I love that dance yu do..when I come in to feed yu..yu make me smile I am so glad I chose yu


----------



## bettalover2033 (Feb 17, 2010)

Interesting, but wondering what do you plan to be the beat or "melody" to go with this?


----------



## dbooknook (May 12, 2012)

Hmm...I suggest "Forever Young" as a tune.


----------



## bettalover2033 (Feb 17, 2010)

It should work....good luck guys!


----------



## dbooknook (May 12, 2012)

Oh betta fish, how much I love you,
Betta fish,
You are so cute, so cuuuute, so cuu-uu-te(repeats another time)


----------



## lelei (Apr 30, 2012)

_I was actually thinking last night, that if we could get a 12 month calendar put together, that would be so cool, and we could all put in pix of our betta's and lil tips and tricks, and really put it out there, not sure where to start on this tho..also maybe in general Betta Merchandise, i.e.
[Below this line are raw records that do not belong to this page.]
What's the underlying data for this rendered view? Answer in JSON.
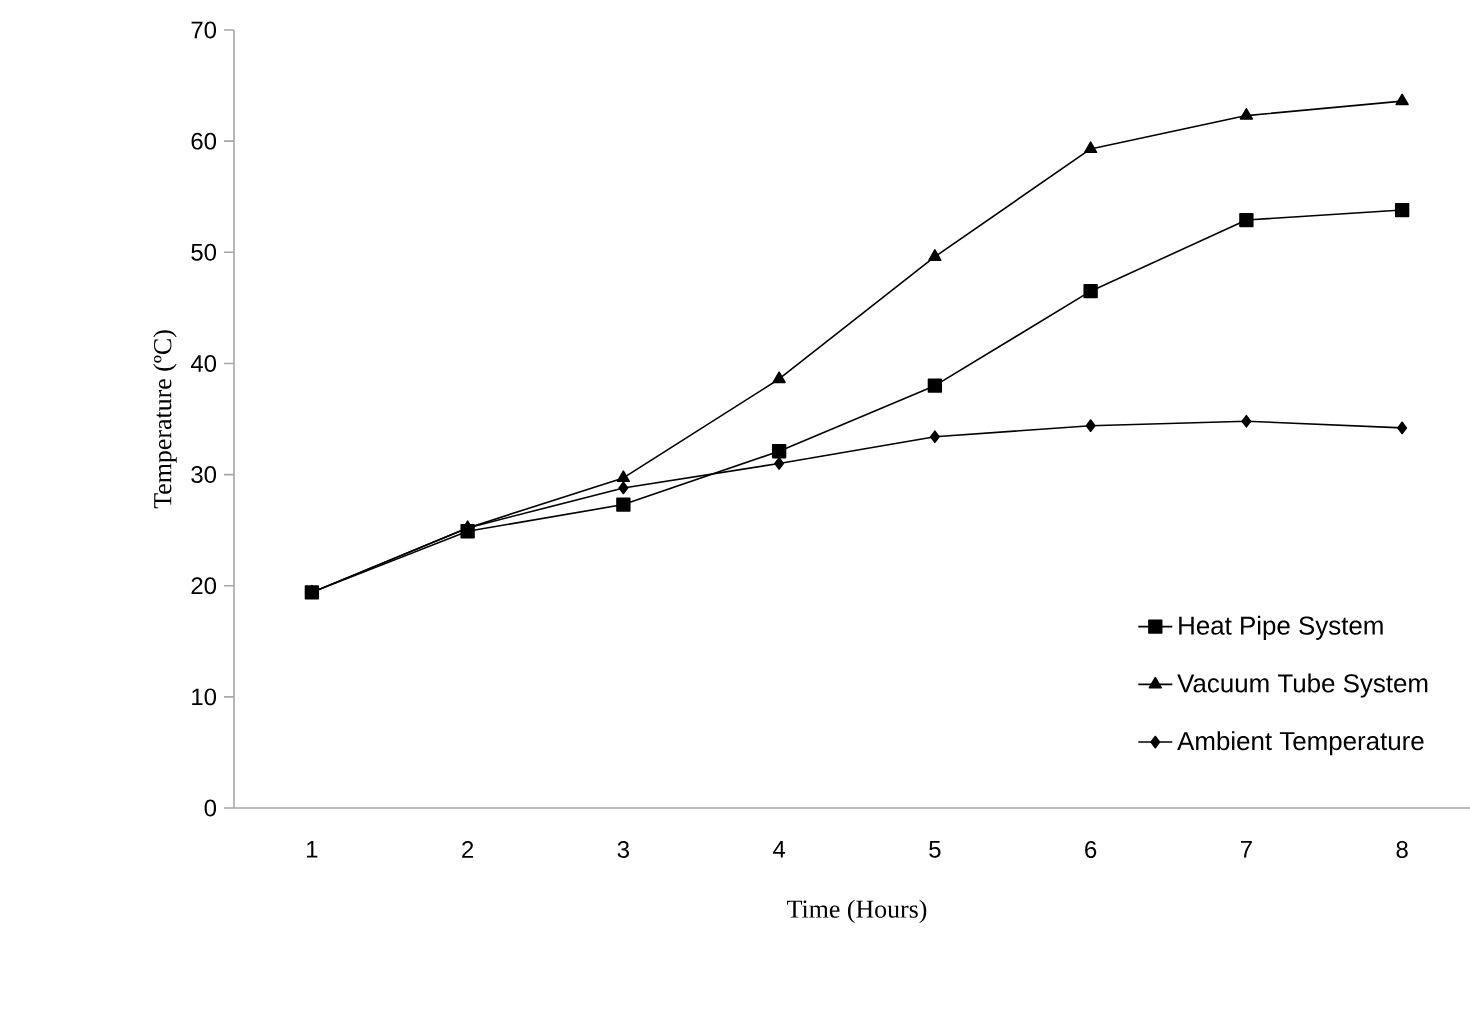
{
  "chart_data": {
    "type": "line",
    "xlabel": "Time (Hours)",
    "ylabel": "Temperature (ºC)",
    "categories": [
      "1",
      "2",
      "3",
      "4",
      "5",
      "6",
      "7",
      "8"
    ],
    "series": [
      {
        "name": "Heat Pipe System",
        "color": "#000000",
        "marker": "square",
        "values": [
          19.4,
          24.9,
          27.3,
          32.1,
          38.0,
          46.5,
          52.9,
          53.8
        ]
      },
      {
        "name": "Vacuum Tube System",
        "color": "#000000",
        "marker": "triangle",
        "values": [
          19.4,
          25.2,
          29.7,
          38.6,
          49.6,
          59.3,
          62.3,
          63.6
        ]
      },
      {
        "name": "Ambient Temperature",
        "color": "#000000",
        "marker": "diamond",
        "values": [
          19.4,
          25.2,
          28.8,
          31.0,
          33.4,
          34.4,
          34.8,
          34.2
        ]
      }
    ],
    "ylim": [
      0,
      70
    ],
    "yticks": [
      0,
      10,
      20,
      30,
      40,
      50,
      60,
      70
    ],
    "grid": false,
    "legend": "bottom right",
    "line_style": "solid"
  }
}
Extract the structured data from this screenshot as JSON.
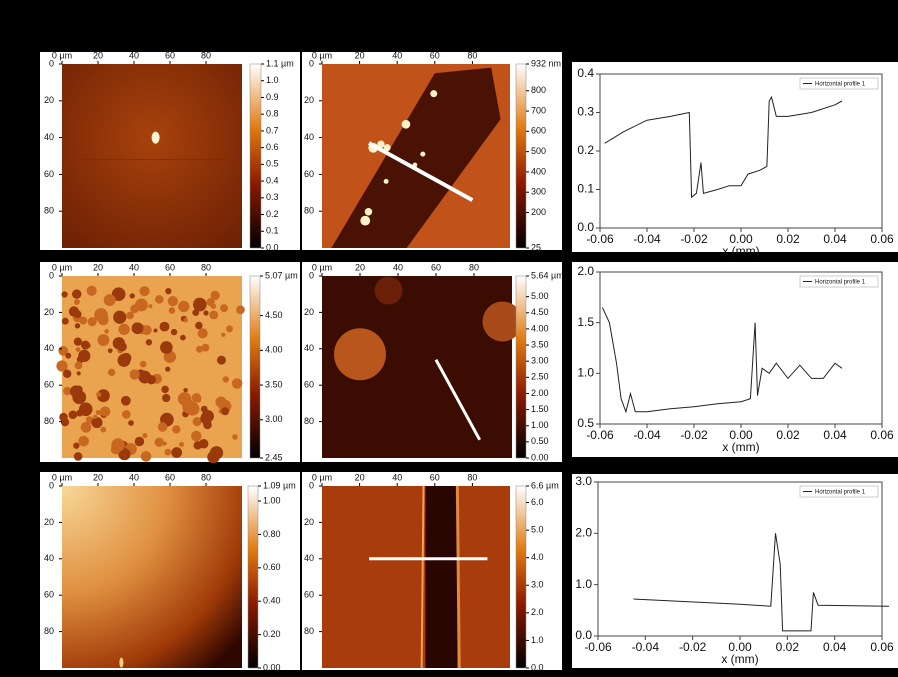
{
  "chart_data": [
    {
      "type": "heatmap",
      "xlim": [
        0,
        100
      ],
      "xticks": [
        {
          "value": 0,
          "label": "0 µm"
        },
        20,
        40,
        60,
        80
      ],
      "ylim": [
        0,
        100
      ],
      "yticks": [
        0,
        20,
        40,
        60,
        80
      ],
      "clim": [
        0,
        1.1
      ],
      "cticks": [
        {
          "value": 1.1,
          "label": "1.1 µm"
        },
        {
          "value": 1,
          "label": "1.0"
        },
        0.9,
        0.8,
        0.7,
        0.6,
        0.5,
        0.4,
        0.3,
        0.2,
        0.1,
        {
          "value": 0,
          "label": "0.0"
        }
      ]
    },
    {
      "type": "heatmap",
      "xlim": [
        0,
        100
      ],
      "xticks": [
        {
          "value": 0,
          "label": "0 µm"
        },
        20,
        40,
        60,
        80
      ],
      "ylim": [
        0,
        100
      ],
      "yticks": [
        0,
        20,
        40,
        60,
        80
      ],
      "clim": [
        25,
        932
      ],
      "cticks": [
        {
          "value": 932,
          "label": "932 nm"
        },
        800,
        700,
        600,
        500,
        400,
        300,
        200,
        25
      ]
    },
    {
      "type": "line",
      "xlabel": "x (mm)",
      "xlim": [
        -0.06,
        0.06
      ],
      "xticks": [
        -0.06,
        -0.04,
        -0.02,
        {
          "value": 0,
          "label": "0.00"
        },
        0.02,
        0.04,
        0.06
      ],
      "ylim": [
        0,
        0.4
      ],
      "yticks": [
        {
          "value": 0,
          "label": "0.0"
        },
        0.1,
        0.2,
        0.3,
        0.4
      ],
      "legend": "upper right",
      "x": [
        -0.058,
        -0.05,
        -0.04,
        -0.03,
        -0.022,
        -0.021,
        -0.019,
        -0.017,
        -0.016,
        -0.01,
        -0.005,
        0,
        0.003,
        0.008,
        0.011,
        0.012,
        0.013,
        0.015,
        0.02,
        0.03,
        0.04,
        0.043
      ],
      "series": [
        {
          "name": "Horizontal profile 1",
          "color": "#222222",
          "values": [
            0.22,
            0.25,
            0.28,
            0.29,
            0.3,
            0.08,
            0.09,
            0.17,
            0.09,
            0.1,
            0.11,
            0.11,
            0.14,
            0.15,
            0.16,
            0.33,
            0.34,
            0.29,
            0.29,
            0.3,
            0.32,
            0.33
          ]
        }
      ]
    },
    {
      "type": "heatmap",
      "xlim": [
        0,
        100
      ],
      "xticks": [
        {
          "value": 0,
          "label": "0 µm"
        },
        20,
        40,
        60,
        80
      ],
      "ylim": [
        0,
        100
      ],
      "yticks": [
        0,
        20,
        40,
        60,
        80
      ],
      "clim": [
        2.45,
        5.07
      ],
      "cticks": [
        {
          "value": 5.07,
          "label": "5.07 µm"
        },
        {
          "value": 4.5,
          "label": "4.50"
        },
        {
          "value": 4,
          "label": "4.00"
        },
        {
          "value": 3.5,
          "label": "3.50"
        },
        {
          "value": 3,
          "label": "3.00"
        },
        2.45
      ]
    },
    {
      "type": "heatmap",
      "xlim": [
        0,
        100
      ],
      "xticks": [
        {
          "value": 0,
          "label": "0 µm"
        },
        20,
        40,
        60,
        80
      ],
      "ylim": [
        0,
        100
      ],
      "yticks": [
        0,
        20,
        40,
        60,
        80
      ],
      "clim": [
        0,
        5.64
      ],
      "cticks": [
        {
          "value": 5.64,
          "label": "5.64 µm"
        },
        {
          "value": 5,
          "label": "5.00"
        },
        {
          "value": 4.5,
          "label": "4.50"
        },
        {
          "value": 4,
          "label": "4.00"
        },
        {
          "value": 3.5,
          "label": "3.50"
        },
        {
          "value": 3,
          "label": "3.00"
        },
        {
          "value": 2.5,
          "label": "2.50"
        },
        {
          "value": 2,
          "label": "2.00"
        },
        {
          "value": 1.5,
          "label": "1.50"
        },
        {
          "value": 1,
          "label": "1.00"
        },
        {
          "value": 0.5,
          "label": "0.50"
        },
        {
          "value": 0,
          "label": "0.00"
        }
      ]
    },
    {
      "type": "line",
      "xlabel": "x (mm)",
      "xlim": [
        -0.06,
        0.06
      ],
      "xticks": [
        -0.06,
        -0.04,
        -0.02,
        {
          "value": 0,
          "label": "0.00"
        },
        0.02,
        0.04,
        0.06
      ],
      "ylim": [
        0.5,
        2.0
      ],
      "yticks": [
        0.5,
        {
          "value": 1,
          "label": "1.0"
        },
        1.5,
        {
          "value": 2,
          "label": "2.0"
        }
      ],
      "legend": "upper right",
      "x": [
        -0.059,
        -0.056,
        -0.053,
        -0.051,
        -0.049,
        -0.047,
        -0.045,
        -0.04,
        -0.03,
        -0.02,
        -0.01,
        0,
        0.004,
        0.006,
        0.007,
        0.009,
        0.012,
        0.015,
        0.02,
        0.025,
        0.03,
        0.035,
        0.04,
        0.043
      ],
      "series": [
        {
          "name": "Horizontal profile 1",
          "color": "#222222",
          "values": [
            1.65,
            1.5,
            1.1,
            0.75,
            0.62,
            0.8,
            0.62,
            0.62,
            0.65,
            0.67,
            0.7,
            0.72,
            0.75,
            1.5,
            0.78,
            1.05,
            1.0,
            1.1,
            0.95,
            1.08,
            0.95,
            0.95,
            1.1,
            1.05
          ]
        }
      ]
    },
    {
      "type": "heatmap",
      "xlim": [
        0,
        100
      ],
      "xticks": [
        {
          "value": 0,
          "label": "0 µm"
        },
        20,
        40,
        60,
        80
      ],
      "ylim": [
        0,
        100
      ],
      "yticks": [
        0,
        20,
        40,
        60,
        80
      ],
      "clim": [
        0,
        1.09
      ],
      "cticks": [
        {
          "value": 1.09,
          "label": "1.09 µm"
        },
        {
          "value": 1,
          "label": "1.00"
        },
        {
          "value": 0.8,
          "label": "0.80"
        },
        {
          "value": 0.6,
          "label": "0.60"
        },
        {
          "value": 0.4,
          "label": "0.40"
        },
        {
          "value": 0.2,
          "label": "0.20"
        },
        {
          "value": 0,
          "label": "0.00"
        }
      ]
    },
    {
      "type": "heatmap",
      "xlim": [
        0,
        100
      ],
      "xticks": [
        {
          "value": 0,
          "label": "0 µm"
        },
        20,
        40,
        60,
        80
      ],
      "ylim": [
        0,
        100
      ],
      "yticks": [
        0,
        20,
        40,
        60,
        80
      ],
      "clim": [
        0,
        6.6
      ],
      "cticks": [
        {
          "value": 6.6,
          "label": "6.6 µm"
        },
        {
          "value": 6,
          "label": "6.0"
        },
        {
          "value": 5,
          "label": "5.0"
        },
        {
          "value": 4,
          "label": "4.0"
        },
        {
          "value": 3,
          "label": "3.0"
        },
        {
          "value": 2,
          "label": "2.0"
        },
        {
          "value": 1,
          "label": "1.0"
        },
        {
          "value": 0,
          "label": "0.0"
        }
      ]
    },
    {
      "type": "line",
      "xlabel": "x (mm)",
      "xlim": [
        -0.06,
        0.06
      ],
      "xticks": [
        -0.06,
        -0.04,
        -0.02,
        {
          "value": 0,
          "label": "0.00"
        },
        0.02,
        0.04,
        0.06
      ],
      "ylim": [
        0,
        3.0
      ],
      "yticks": [
        {
          "value": 0,
          "label": "0.0"
        },
        {
          "value": 1,
          "label": "1.0"
        },
        {
          "value": 2,
          "label": "2.0"
        },
        {
          "value": 3,
          "label": "3.0"
        }
      ],
      "legend": "upper right",
      "x": [
        -0.045,
        0,
        0.013,
        0.015,
        0.017,
        0.018,
        0.03,
        0.031,
        0.033,
        0.063
      ],
      "series": [
        {
          "name": "Horizontal profile 1",
          "color": "#222222",
          "values": [
            0.72,
            0.62,
            0.58,
            2.0,
            1.4,
            0.1,
            0.1,
            0.85,
            0.6,
            0.58
          ]
        }
      ]
    }
  ]
}
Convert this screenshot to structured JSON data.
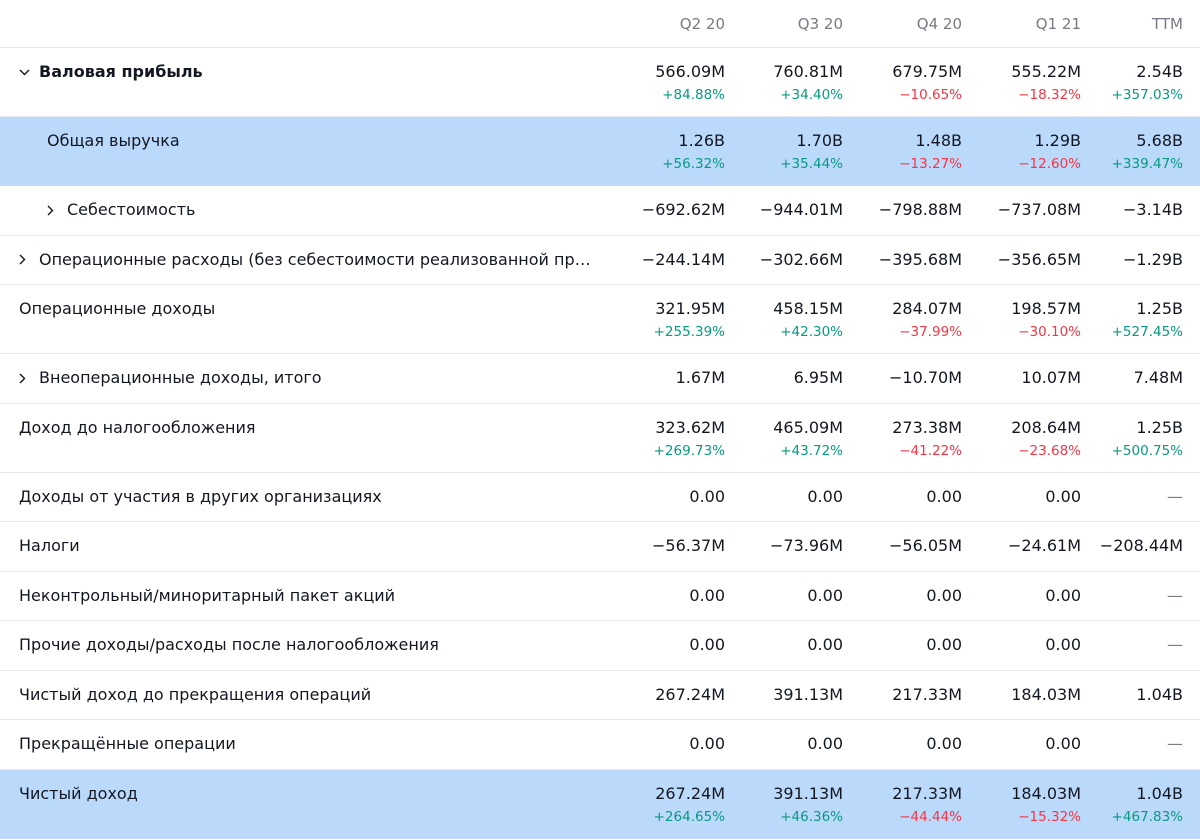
{
  "header": {
    "periods": [
      "Q2 20",
      "Q3 20",
      "Q4 20",
      "Q1 21",
      "TTM"
    ]
  },
  "rows": [
    {
      "label": "Валовая прибыль",
      "values": [
        "566.09M",
        "760.81M",
        "679.75M",
        "555.22M",
        "2.54B"
      ],
      "changes": [
        "+84.88%",
        "+34.40%",
        "−10.65%",
        "−18.32%",
        "+357.03%"
      ]
    },
    {
      "label": "Общая выручка",
      "values": [
        "1.26B",
        "1.70B",
        "1.48B",
        "1.29B",
        "5.68B"
      ],
      "changes": [
        "+56.32%",
        "+35.44%",
        "−13.27%",
        "−12.60%",
        "+339.47%"
      ]
    },
    {
      "label": "Себестоимость",
      "values": [
        "−692.62M",
        "−944.01M",
        "−798.88M",
        "−737.08M",
        "−3.14B"
      ]
    },
    {
      "label": "Операционные расходы (без себестоимости реализованной проду…",
      "values": [
        "−244.14M",
        "−302.66M",
        "−395.68M",
        "−356.65M",
        "−1.29B"
      ]
    },
    {
      "label": "Операционные доходы",
      "values": [
        "321.95M",
        "458.15M",
        "284.07M",
        "198.57M",
        "1.25B"
      ],
      "changes": [
        "+255.39%",
        "+42.30%",
        "−37.99%",
        "−30.10%",
        "+527.45%"
      ]
    },
    {
      "label": "Внеоперационные доходы, итого",
      "values": [
        "1.67M",
        "6.95M",
        "−10.70M",
        "10.07M",
        "7.48M"
      ]
    },
    {
      "label": "Доход до налогообложения",
      "values": [
        "323.62M",
        "465.09M",
        "273.38M",
        "208.64M",
        "1.25B"
      ],
      "changes": [
        "+269.73%",
        "+43.72%",
        "−41.22%",
        "−23.68%",
        "+500.75%"
      ]
    },
    {
      "label": "Доходы от участия в других организациях",
      "values": [
        "0.00",
        "0.00",
        "0.00",
        "0.00",
        "—"
      ]
    },
    {
      "label": "Налоги",
      "values": [
        "−56.37M",
        "−73.96M",
        "−56.05M",
        "−24.61M",
        "−208.44M"
      ]
    },
    {
      "label": "Неконтрольный/миноритарный пакет акций",
      "values": [
        "0.00",
        "0.00",
        "0.00",
        "0.00",
        "—"
      ]
    },
    {
      "label": "Прочие доходы/расходы после налогообложения",
      "values": [
        "0.00",
        "0.00",
        "0.00",
        "0.00",
        "—"
      ]
    },
    {
      "label": "Чистый доход до прекращения операций",
      "values": [
        "267.24M",
        "391.13M",
        "217.33M",
        "184.03M",
        "1.04B"
      ]
    },
    {
      "label": "Прекращённые операции",
      "values": [
        "0.00",
        "0.00",
        "0.00",
        "0.00",
        "—"
      ]
    },
    {
      "label": "Чистый доход",
      "values": [
        "267.24M",
        "391.13M",
        "217.33M",
        "184.03M",
        "1.04B"
      ],
      "changes": [
        "+264.65%",
        "+46.36%",
        "−44.44%",
        "−15.32%",
        "+467.83%"
      ]
    }
  ],
  "colors": {
    "highlight": "#bbd9fb",
    "positive": "#089981",
    "negative": "#f23645",
    "muted": "#787b86",
    "divider": "#e6e8ee"
  },
  "icons": {
    "expanded": "chevron-down-icon",
    "collapsed": "chevron-right-icon"
  }
}
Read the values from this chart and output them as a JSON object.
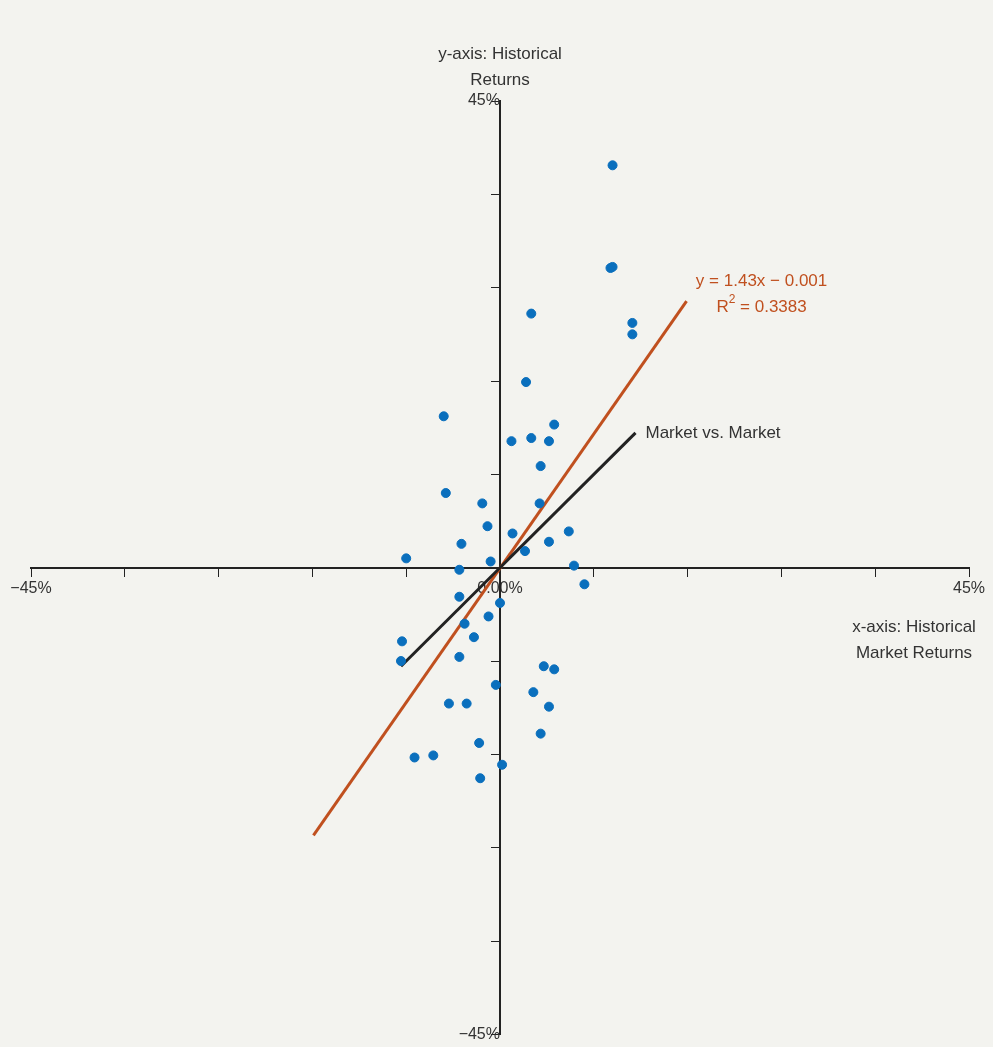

Mouse pads, coffee mugs, or postcards, keychains, and the like..I have seen all kinds of things like that with Dolphins, and other animals, but hey why not Betta's _

_The list could be endless, Shower curtains, and a whole bathroom, or bedroom theme, Bedding..wow..I would love it..and especially things like Betta statues, that would light up, with Crown tails, or Half Moons, or Veil Tails..You know how many people would buy this stuff??? I would if someone sold it.._

_I was looking on line for it..and right now there is a few things, but not much..So does anyone have a way to get connections to someone who might be interested in starting this??_


----------



## Wolfie305 (Jan 31, 2012)

I'm a graphic designer :3 

We could always use Cafepress or Zazzle unless you want something different.


----------



## lelei (Apr 30, 2012)

Wow..I am not familiar with any of them, so I will let you choose. What would be the best item to work on,..and let me know how I can help..(since where I don't know much on Graphic Design) was always fascinated by it though


----------



## BettaJen (Jun 7, 2012)

Life is 'betta with you. 
Oh, my Betta. 
"Dreamin' 'bout my bundle of joy."
Lovin Spoonful- Daydream. 
Haha!


----------